Kinetic Theatre’s “Embers” Tells All

That Kinetic Theatre Company’s “Embers” is such a moving play should be counterintuitive: it violates one of the most basic rules of art, “show don’t tell.” This is a work that shows nothing and tells everything, which is doubly ironic, as its principal character, who does most of the telling, does not trust language. Based on the 1942 novel by the Hungarian writer Sándor Márai, and adapted into a play in 2006 by Christopher Hampton, it still exudes its bookish patina, like a Stefan Zweig story performed on the stage. And like a Zweig story, it’s ethereal, philosophical, and melancholy, adjectives more commonly associated with fiction than drama. But as drama it’s extremely effective, even if it has less action than “Waiting for Godot.” And this is because the acting is so strong.

Without giving too much away, the plot is simple: two old childhood friends reunite after 41 years, on the eve of World War II, in an ancient Hungarian castle where one of them, Henrik (Sam Tsoutsouvas) has lived all his life — a fading aristocrat who might have stepped out of Zweig’s novel “The World of Yesterday.” He still primps around admiring his former military uniform, and playing with his old pistol, like a boy who never had enough toys – or friends – in a sad, lonely, dream state. Attended by his aged nanny, Nini (Susie McGregor-Laine), he’s a kind of male Miss Havisham, reliving the day his best friend Konrad (Jack Wetherall) left him those four decades ago, after what he suspects – we come to find out – was an affair with his wife, who died only a few years later. And there are even darker aspersions, which I won’t elucidate. Thus, the action – as acutely directed by Andrew Paul — is mostly cerebral, and becomes a cat-and-mouse game of accusation and hopefully, for Henrik’s peace of mind, confession. But Konrad is not so easily lured into such a trap. And that is what makes this show so intriguing.
As Henrik, Mr. Tsoutsouvas places his words like pieces on a chessboard in a scrupulous manner. He’s as meticulous in how he expresses himself as a man who’s been practicing the same speech all his life, but he takes tantric pleasure in not giving away exactly what he’s trying to say. In fact, this might be the most tantric play you’ll ever see, especially between two men. Henrik converses like someone who has read too much Nietzsche and shares his distrust of spoken language, as when Nietzsche famously wrote, “There is always a kind of contempt in the act of speaking.” Henrik’s sentences come out not like social discourse, but more often as philosophical pronouncements; for example, “Passion is not amenable to reason and eventually it has to find some way of expressing itself. Every great passion is hopeless, of course, otherwise it wouldn’t be a passion, it would just be a lukewarm inclination or a clever calculation.” He is not one for small talk.
As a result of his novelistic origin, Henrik has a tremendous amount of dialogue, yet Mr. Tsoutsouvas makes each sentence a creative act, not a regurgitated one; thus, there is a freshness in the delivery of even his longest speeches, what we would call monologues in Shakespeare.
Mr. Wetherall, as Konrad, has the difficult task of listening to his friend try to interrogate him, without giving anything away, while simultaneously looking like he’s not trying to be evasive. There are pregnant moments when he appears disembodied as he perceives and reacts, like a Picasso-esque face fractured into several disparate emotions. It’s a brilliant give-and-take, and if you appreciate such rarefied acting, you’ll love this production.

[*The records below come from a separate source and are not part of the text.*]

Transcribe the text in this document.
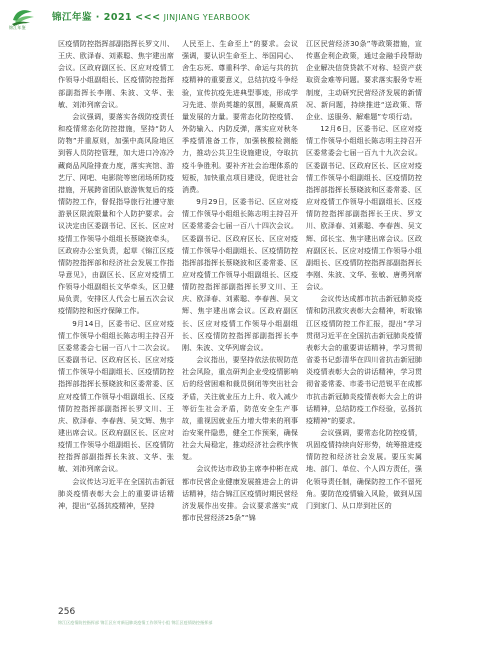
锦江年鉴
锦江年鉴 · 2021 <<< JINJIANG YEARBOOK

区疫情防控指挥部副指挥长罗文川、王庆、欧泽春、刘素聪、焦宇建出席会议。区政府副区长、区应对疫情工作领导小组副组长、区疫情防控指挥部副指挥长李刚、朱波、文华、张敏、刘沛列席会议。

会议强调，要落实各级防疫责任和疫情常态化防控措施，坚持“防人防物”并重原则，加强中高风险地区到蓉人员防控管理，加大进口冷冻冷藏商品风险排查力度，落实宾馆、游艺厅、网吧、电影院等密闭场所防疫措施，开展跨省团队旅游恢复后的疫情防控工作，督促指导旅行社遵守旅游景区限流限量和个人防护要求。会议决定由区委副书记、区长、区应对疫情工作领导小组组长蔡晓波牵头，区政府办公室负责，起草《锦江区疫情防控指挥部和经济社会发展工作指导意见》，由副区长、区应对疫情工作领导小组副组长文华牵头，区卫健局负责，安排区人代会七届五次会议疫情防控和医疗保障工作。

9月14日，区委书记、区应对疫情工作领导小组组长陈志明主持召开区委常委会七届一百八十二次会议。区委副书记、区政府区长、区应对疫情工作领导小组副组长、区疫情防控指挥部指挥长蔡晓波和区委常委、区应对疫情工作领导小组副组长、区疫情防控指挥部副指挥长罗文川、王庆、欧泽春、李春茜、吴文辉、焦宇建出席会议。区政府副区长、区应对疫情工作领导小组副组长、区疫情防控指挥部副指挥长朱波、文华、张敏、刘沛列席会议。

会议传达习近平在全国抗击新冠肺炎疫情表彰大会上的重要讲话精神，提出“弘扬抗疫精神，坚持

人民至上、生命至上”的要求。会议强调，要认识生命至上、举国同心、舍生忘死、尊重科学、命运与共的抗疫精神的重要意义，总结抗疫斗争经验，宣传抗疫先进典型事迹，形成学习先进、崇尚英雄的氛围，凝聚高质量发展的力量。要常态化防控疫情、外防输入、内防反弹，落实应对秋冬季疫情准备工作，加强核酸检测能力，推动公共卫生设施建设，夺取抗疫斗争胜利。要补齐社会治理体系的短板，加快重点项目建设，促进社会消费。

9月29日，区委书记、区应对疫情工作领导小组组长陈志明主持召开区委常委会七届一百八十四次会议。区委副书记、区政府区长、区应对疫情工作领导小组副组长、区疫情防控指挥部指挥长蔡晓波和区委常委、区应对疫情工作领导小组副组长、区疫情防控指挥部副指挥长罗文川、王庆、欧泽春、刘素聪、李春茜、吴文辉、焦宇建出席会议。区政府副区长、区应对疫情工作领导小组副组长、区疫情防控指挥部副指挥长李刚、朱波、文华列席会议。

会议指出，要坚持依法依规防范社会风险，重点研判企业受疫情影响后的经营困难和裁员倒闭等突出社会矛盾，关注就业压力上升、收入减少等衍生社会矛盾，防范安全生产事故，重视因就业压力增大带来的刑事治安案件隐患，健全工作预案，确保社会大局稳定，推动经济社会秩序恢复。

会议传达市政协主席李仲彬在成都市民营企业健康发展推进会上的讲话精神，结合锦江区疫情时期民营经济发展作出安排。会议要求落实“成都市民营经济25条”“锦

江区民营经济30条”等政策措施，宣传惠企利企政策，通过金融手段帮助企业解决信贷贷款不对称、轻资产获取资金难等问题。要求落实服务专班制度，主动研究民营经济发展的新情况、新问题，持续推进“送政策、帮企业、送服务、解难题”专项行动。

12月6日，区委书记、区应对疫情工作领导小组组长陈志明主持召开区委常委会七届一百九十九次会议。区委副书记、区政府区长、区应对疫情工作领导小组副组长、区疫情防控指挥部指挥长蔡晓波和区委常委、区应对疫情工作领导小组副组长、区疫情防控指挥部副指挥长王庆、罗文川、欧泽春、刘素聪、李春茜、吴文辉、邱长宝、焦宇建出席会议。区政府副区长、区应对疫情工作领导小组副组长、区疫情防控指挥部副指挥长李刚、朱波、文华、张敏、唐勇列席会议。

会议传达成都市抗击新冠肺炎疫情和防汛救灾表彰大会精神，听取锦江区疫情防控工作汇报，提出“学习贯彻习近平在全国抗击新冠肺炎疫情表彰大会的重要讲话精神，学习贯彻省委书记彭清华在四川省抗击新冠肺炎疫情表彰大会的讲话精神，学习贯彻省委常委、市委书记范锐平在成都市抗击新冠肺炎疫情表彰大会上的讲话精神，总结防疫工作经验，弘扬抗疫精神”的要求。

会议强调，要常态化防控疫情，巩固疫情持续向好形势，统筹推进疫情防控和经济社会发展。要压实属地、部门、单位、个人四方责任，强化领导责任制，确保防控工作不留死角。要防范疫情输入风险，做到从国门到家门、从口岸到社区的

256
锦江区疫情防控指挥部 锦江区应对新冠肺炎疫情工作领导小组 锦江区疫情防控指挥部
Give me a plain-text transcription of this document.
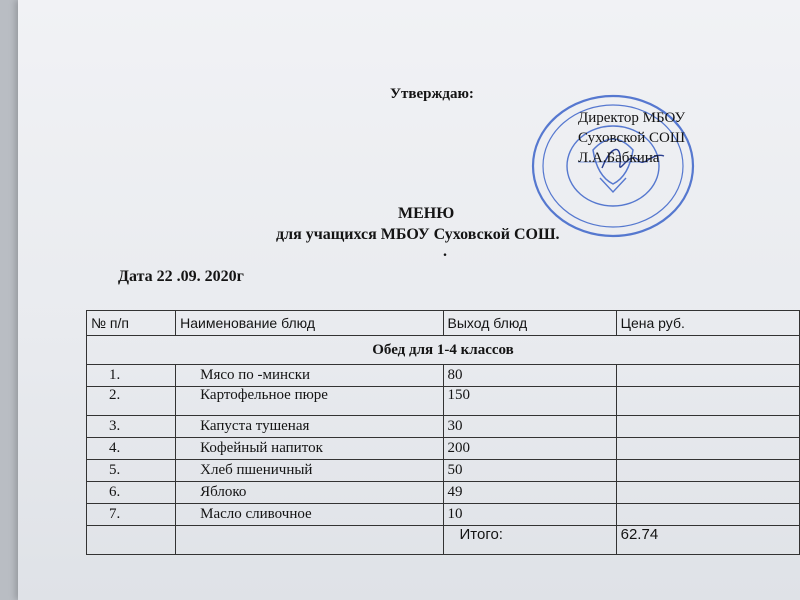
Утверждаю:
Директор МБОУ
Суховской СОШ
Л.А.Бабкина
МЕНЮ
для учащихся МБОУ Суховской СОШ.
.
Дата 22 .09. 2020г
№ п/п	Наименование блюд	Выход блюд	Цена руб.
Обед для 1-4 классов			
1.	Мясо по -мински	80	
2.	Картофельное пюре	150	
3.	Капуста тушеная	30	
4.	Кофейный напиток	200	
5.	Хлеб пшеничный	50	
6.	Яблоко	49	
7.	Масло сливочное	10	
		Итого:	62.74
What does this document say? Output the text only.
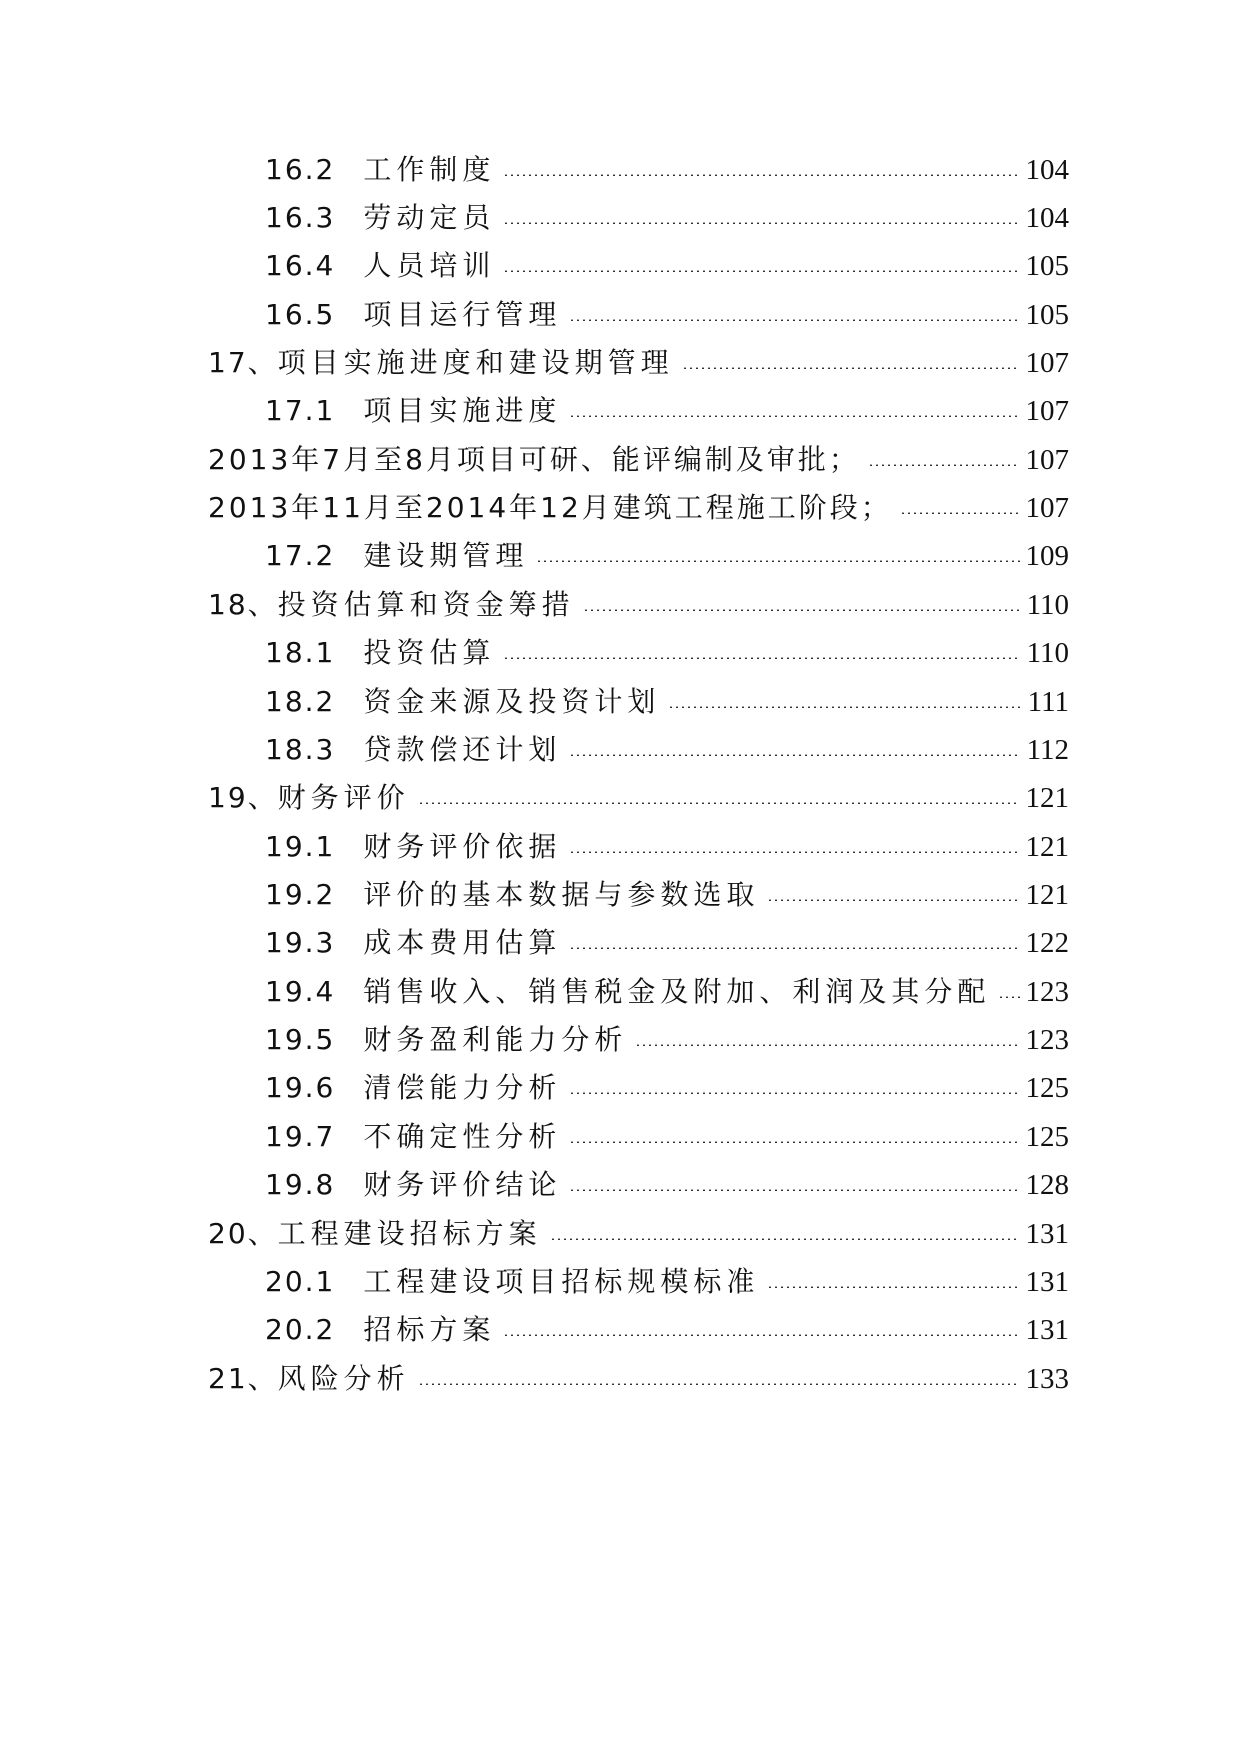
16.2 工作制度	104
16.3 劳动定员	104
16.4 人员培训	105
16.5 项目运行管理	105
17、 项目实施进度和建设期管理	107
17.1 项目实施进度	107
2013年7月至8月项目可研、能评编制及审批；	107
2013年11月至2014年12月建筑工程施工阶段；	107
17.2 建设期管理	109
18、 投资估算和资金筹措	110
18.1 投资估算	110
18.2 资金来源及投资计划	111
18.3 贷款偿还计划	112
19、 财务评价	121
19.1 财务评价依据	121
19.2 评价的基本数据与参数选取	121
19.3 成本费用估算	122
19.4 销售收入、销售税金及附加、利润及其分配 123
19.5 财务盈利能力分析	123
19.6 清偿能力分析	125
19.7 不确定性分析	125
19.8 财务评价结论	128
20、 工程建设招标方案	131
20.1 工程建设项目招标规模标准	131
20.2 招标方案	131
21、 风险分析	133
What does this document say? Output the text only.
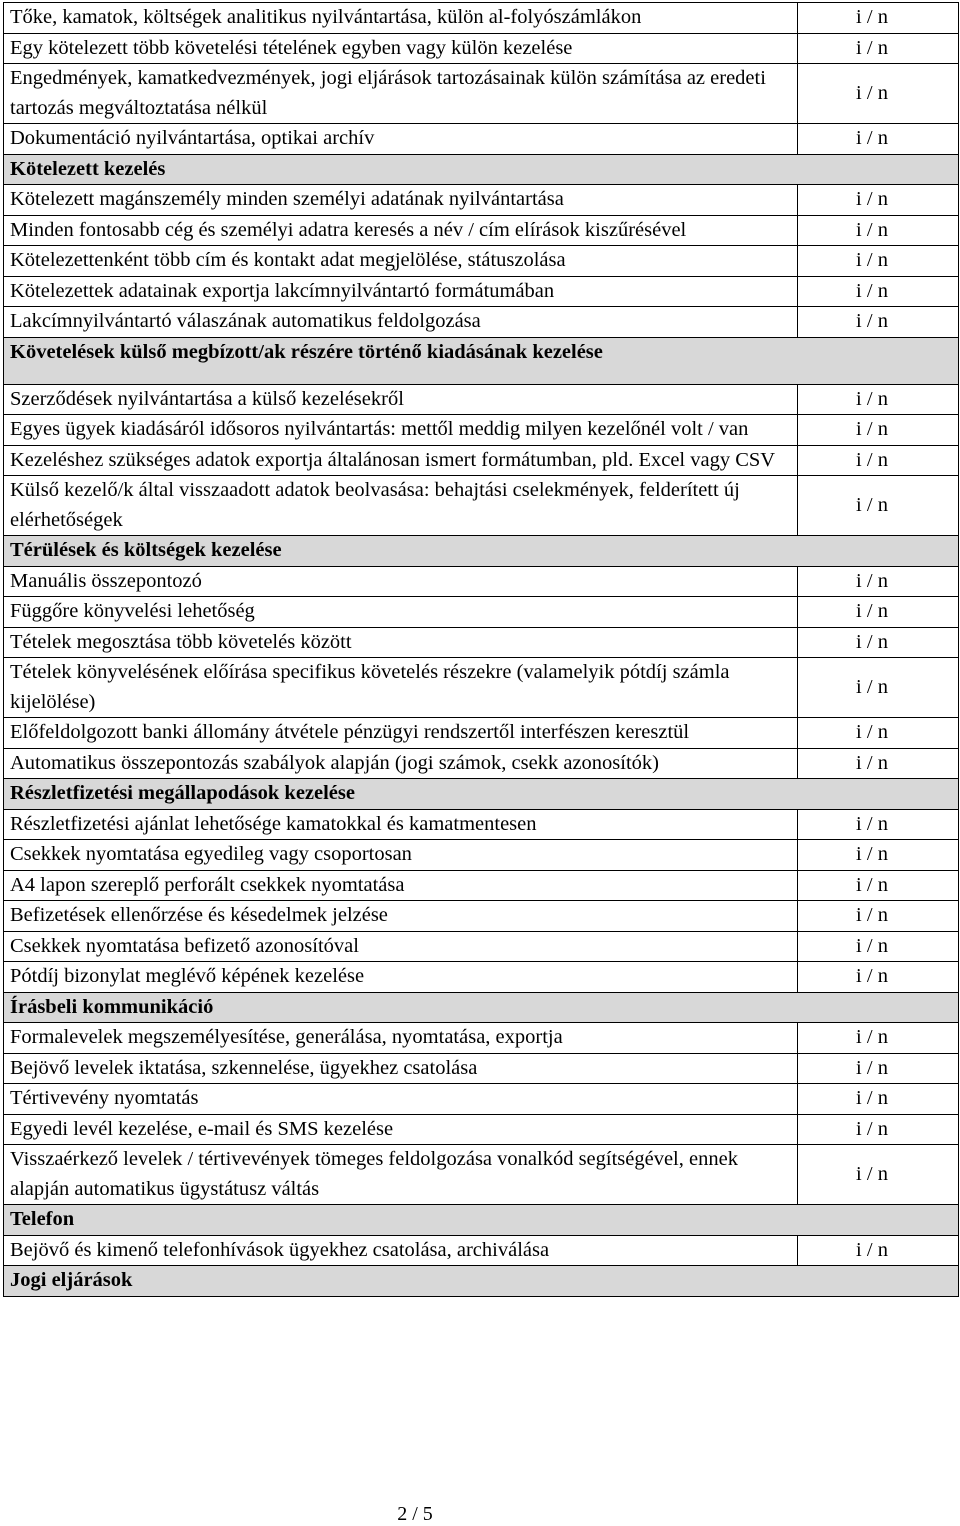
Tőke, kamatok, költségek analitikus nyilvántartása, külön al-folyószámlákon	i / n
Egy kötelezett több követelési tételének egyben vagy külön kezelése	i / n
Engedmények, kamatkedvezmények, jogi eljárások tartozásainak külön számítása az eredeti tartozás megváltoztatása nélkül	i / n
Dokumentáció nyilvántartása, optikai archív	i / n
Kötelezett kezelés	
Kötelezett magánszemély minden személyi adatának nyilvántartása	i / n
Minden fontosabb cég és személyi adatra keresés a név / cím elírások kiszűrésével	i / n
Kötelezettenként több cím és kontakt adat megjelölése, státuszolása	i / n
Kötelezettek adatainak exportja lakcímnyilvántartó formátumában	i / n
Lakcímnyilvántartó válaszának automatikus feldolgozása	i / n
Követelések külső megbízott/ak részére történő kiadásának kezelése	
Szerződések nyilvántartása a külső kezelésekről	i / n
Egyes ügyek kiadásáról idősoros nyilvántartás: mettől meddig milyen kezelőnél volt / van	i / n
Kezeléshez szükséges adatok exportja általánosan ismert formátumban, pld. Excel vagy CSV	i / n
Külső kezelő/k által visszaadott adatok beolvasása: behajtási cselekmények, felderített új elérhetőségek	i / n
Térülések és költségek kezelése	
Manuális összepontozó	i / n
Függőre könyvelési lehetőség	i / n
Tételek megosztása több követelés között	i / n
Tételek könyvelésének előírása specifikus követelés részekre (valamelyik pótdíj számla kijelölése)	i / n
Előfeldolgozott banki állomány átvétele pénzügyi rendszertől interfészen keresztül	i / n
Automatikus összepontozás szabályok alapján (jogi számok, csekk azonosítók)	i / n
Részletfizetési megállapodások kezelése	
Részletfizetési ajánlat lehetősége kamatokkal és kamatmentesen	i / n
Csekkek nyomtatása egyedileg vagy csoportosan	i / n
A4 lapon szereplő perforált csekkek nyomtatása	i / n
Befizetések ellenőrzése és késedelmek jelzése	i / n
Csekkek nyomtatása befizető azonosítóval	i / n
Pótdíj bizonylat meglévő képének kezelése	i / n
Írásbeli kommunikáció	
Formalevelek megszemélyesítése, generálása, nyomtatása, exportja	i / n
Bejövő levelek iktatása, szkennelése, ügyekhez csatolása	i / n
Tértivevény nyomtatás	i / n
Egyedi levél kezelése, e-mail és SMS kezelése	i / n
Visszaérkező levelek / tértivevények tömeges feldolgozása vonalkód segítségével, ennek alapján automatikus ügystátusz váltás	i / n
Telefon	
Bejövő és kimenő telefonhívások ügyekhez csatolása, archiválása	i / n
Jogi eljárások	
2 / 5
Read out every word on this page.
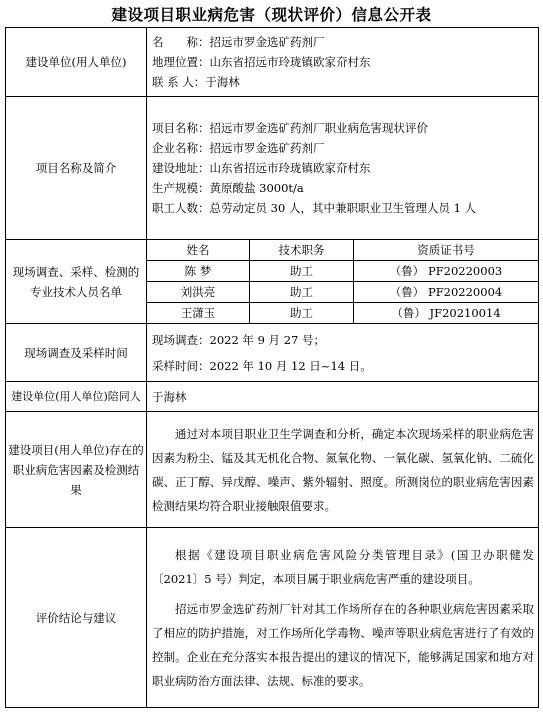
建设项目职业病危害（现状评价）信息公开表
建设单位(用人单位)	名　　称：招远市罗金选矿药剂厂
地理位置：山东省招远市玲珑镇欧家夼村东
联 系 人：于海林		

项目名称及简介	项目名称：招远市罗金选矿药剂厂职业病危害现状评价
企业名称：招远市罗金选矿药剂厂
建设地址：山东省招远市玲珑镇欧家夼村东
生产规模：黄原酸盐 3000t/a
职工人数：总劳动定员 30 人，其中兼职职业卫生管理人员 1 人		

现场调查、采样、检测的专业技术人员名单	姓名	技术职务	资质证书号
	陈 梦	助工	（鲁） PF20220003
	刘洪亮	助工	（鲁） PF20220004
	王潇玉	助工	（鲁） JF20210014
现场调查及采样时间	现场调查：2022 年 9 月 27 号；
采样时间：2022 年 10 月 12 日~14 日。		

建设单位(用人单位)陪同人	于海林		

建设项目(用人单位)存在的职业病危害因素及检测结果	通过对本项目职业卫生学调查和分析，确定本次现场采样的职业病危害因素为粉尘、锰及其无机化合物、氮氧化物、一氧化碳、氢氧化钠、二硫化碳、正丁醇、异戊醇、噪声、紫外辐射、照度。所测岗位的职业病危害因素检测结果均符合职业接触限值要求。		

评价结论与建议	根据《建设项目职业病危害风险分类管理目录》(国卫办职健发〔2021〕5 号）判定，本项目属于职业病危害严重的建设项目。
招远市罗金选矿药剂厂针对其工作场所存在的各种职业病危害因素采取了相应的防护措施，对工作场所化学毒物、噪声等职业病危害进行了有效的控制。企业在充分落实本报告提出的建议的情况下，能够满足国家和地方对职业病防治方面法律、法规、标准的要求。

Ms. McGregor-Laine has the briefest stage time as the nonagenarian Nini, but establishes her presence just as deeply as the other actors. In a Proustian way she understands the idea of lost time better than these men, if for no other reason than she has experienced so much of it that it doesn’t impress her anymore. She looks at the aging Henrik as only someone could who once held him as a baby.
Just as subtle as the acting is the numinous set designed by Johnmichael Bohach and lit by Andrew Ostrowski, which becomes a character itself. Mark Whitehead’s sound designs — including bird, clock, and piano emanations – are so faintly appropriate you don’t know if you’re making them up in your head or listening to them exogenously.
“Embers” runs for two hours with a comfortable intermission, but it doesn’t feel like a long show, as the writing and delivery keep the action – that is, the conversation – moving forward at just the right speed.
There is a startling denouement, but like everything else in this drama, you’re not quite sure if you’ve imagined it or not. Did what we see happen, really happen? Or was it just the dream of one character, following a path so worn in the chambers of his memory after 41 years, that the apparition of his long-lost friend finally manifested itself in his lonely room? We might call this kind of ruminative performance a “theater of the mind,” as what we are shown and what we are told may not converge. A play favors what is shown, while a novel, by definition, is the medium of telling. This hybrid work may not be sure what it is. But in a strong production like this, does it really matter?